Victoria Tower is a world heritage site and the tallest and largest stone square tower in the world with a height of 98.5 metres. It was originally designed as a ‘Royal Entrance’ but is now home to the official Parliamentary Archives. Restoration of the tower was a 4 year process and required over 68 miles of scaffolding tube to provide access to replace 1,000 cubic feet of decayed stonework. At the time PHD’s scaffold solution was the largest independent scaffold in Europe and the highest temporary roof in the UK.
The strict project criteria demanded no ties were used and the fabric of the building could not be touched. PHD could not put any load from the scaffold onto the ground as this could destabilise the tower. An innovative system of piles was therefore designed, strategically placed to a depth of 26m. Three military truss towers were erected to carry the primary scaffold. Scaffold could not be attached to the adjoining House of Lords, so two 45m truss spans were used to bridge over the lower buildings. of 26m.

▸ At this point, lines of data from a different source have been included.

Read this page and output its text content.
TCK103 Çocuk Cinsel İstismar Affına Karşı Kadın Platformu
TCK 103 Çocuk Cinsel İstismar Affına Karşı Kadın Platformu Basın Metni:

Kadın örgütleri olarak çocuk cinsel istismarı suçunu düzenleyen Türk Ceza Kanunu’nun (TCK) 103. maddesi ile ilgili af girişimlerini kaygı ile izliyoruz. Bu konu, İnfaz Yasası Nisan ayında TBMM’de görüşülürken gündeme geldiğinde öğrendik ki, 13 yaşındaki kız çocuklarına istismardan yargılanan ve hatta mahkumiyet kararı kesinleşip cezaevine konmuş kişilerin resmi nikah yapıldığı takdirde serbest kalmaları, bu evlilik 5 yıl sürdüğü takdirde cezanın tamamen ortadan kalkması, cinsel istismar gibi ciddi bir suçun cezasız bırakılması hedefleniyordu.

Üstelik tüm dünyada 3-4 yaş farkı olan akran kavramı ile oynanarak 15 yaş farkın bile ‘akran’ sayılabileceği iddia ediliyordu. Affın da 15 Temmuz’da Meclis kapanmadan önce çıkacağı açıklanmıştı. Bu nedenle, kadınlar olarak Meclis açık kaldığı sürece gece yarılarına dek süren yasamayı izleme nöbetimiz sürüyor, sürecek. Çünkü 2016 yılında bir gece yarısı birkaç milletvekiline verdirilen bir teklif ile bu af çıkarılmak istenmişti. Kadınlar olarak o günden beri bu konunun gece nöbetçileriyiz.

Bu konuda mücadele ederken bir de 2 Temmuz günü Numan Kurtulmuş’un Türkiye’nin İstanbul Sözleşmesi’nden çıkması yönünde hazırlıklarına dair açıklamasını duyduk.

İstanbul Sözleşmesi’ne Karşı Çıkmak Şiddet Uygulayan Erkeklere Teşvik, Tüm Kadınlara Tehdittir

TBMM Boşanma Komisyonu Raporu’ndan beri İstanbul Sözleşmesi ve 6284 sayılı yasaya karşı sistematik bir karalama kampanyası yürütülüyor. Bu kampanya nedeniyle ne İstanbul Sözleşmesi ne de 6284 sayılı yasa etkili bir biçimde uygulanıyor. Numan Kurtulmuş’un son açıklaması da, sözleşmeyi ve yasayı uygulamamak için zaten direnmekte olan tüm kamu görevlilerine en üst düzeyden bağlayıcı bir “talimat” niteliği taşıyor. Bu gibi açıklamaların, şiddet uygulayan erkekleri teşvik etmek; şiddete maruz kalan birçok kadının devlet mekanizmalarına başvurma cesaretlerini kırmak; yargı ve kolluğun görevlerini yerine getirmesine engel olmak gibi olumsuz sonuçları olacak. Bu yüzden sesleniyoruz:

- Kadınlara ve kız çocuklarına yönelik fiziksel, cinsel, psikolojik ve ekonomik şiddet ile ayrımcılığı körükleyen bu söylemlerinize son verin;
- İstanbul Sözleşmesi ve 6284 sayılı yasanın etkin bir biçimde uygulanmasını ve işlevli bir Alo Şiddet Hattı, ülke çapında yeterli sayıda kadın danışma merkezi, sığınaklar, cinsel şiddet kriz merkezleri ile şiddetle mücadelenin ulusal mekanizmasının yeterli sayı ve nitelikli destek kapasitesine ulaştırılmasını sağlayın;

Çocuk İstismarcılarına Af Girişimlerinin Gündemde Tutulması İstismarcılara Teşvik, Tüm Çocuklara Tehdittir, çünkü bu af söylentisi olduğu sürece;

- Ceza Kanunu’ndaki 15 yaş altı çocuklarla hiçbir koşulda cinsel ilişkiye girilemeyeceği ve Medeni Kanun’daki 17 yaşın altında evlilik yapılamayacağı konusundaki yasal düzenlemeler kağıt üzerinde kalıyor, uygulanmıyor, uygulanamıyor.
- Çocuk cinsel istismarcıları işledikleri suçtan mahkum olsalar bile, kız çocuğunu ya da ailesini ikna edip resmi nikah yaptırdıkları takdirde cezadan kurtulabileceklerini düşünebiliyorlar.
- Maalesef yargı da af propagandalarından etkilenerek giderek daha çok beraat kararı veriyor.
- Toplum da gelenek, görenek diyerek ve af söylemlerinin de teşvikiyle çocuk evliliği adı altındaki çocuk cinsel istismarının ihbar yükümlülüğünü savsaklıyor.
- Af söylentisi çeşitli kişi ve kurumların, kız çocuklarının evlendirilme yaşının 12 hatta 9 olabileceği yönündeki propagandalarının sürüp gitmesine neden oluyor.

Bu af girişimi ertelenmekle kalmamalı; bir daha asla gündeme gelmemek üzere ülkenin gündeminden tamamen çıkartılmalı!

The freestanding scaffold height was 126m high. Stability was achieved via a system of plan braces and 20mm guy wire ropes strategically placed diagonally over the parapet level. The vertical standards had to be tripled to carry the loads imposed. PHD also conducted the lifting operation and traffic management system which involved closing off Parliament Square and the adjoining streets to enable a 500 Ton Demag brought in from Belgium to complete the lift.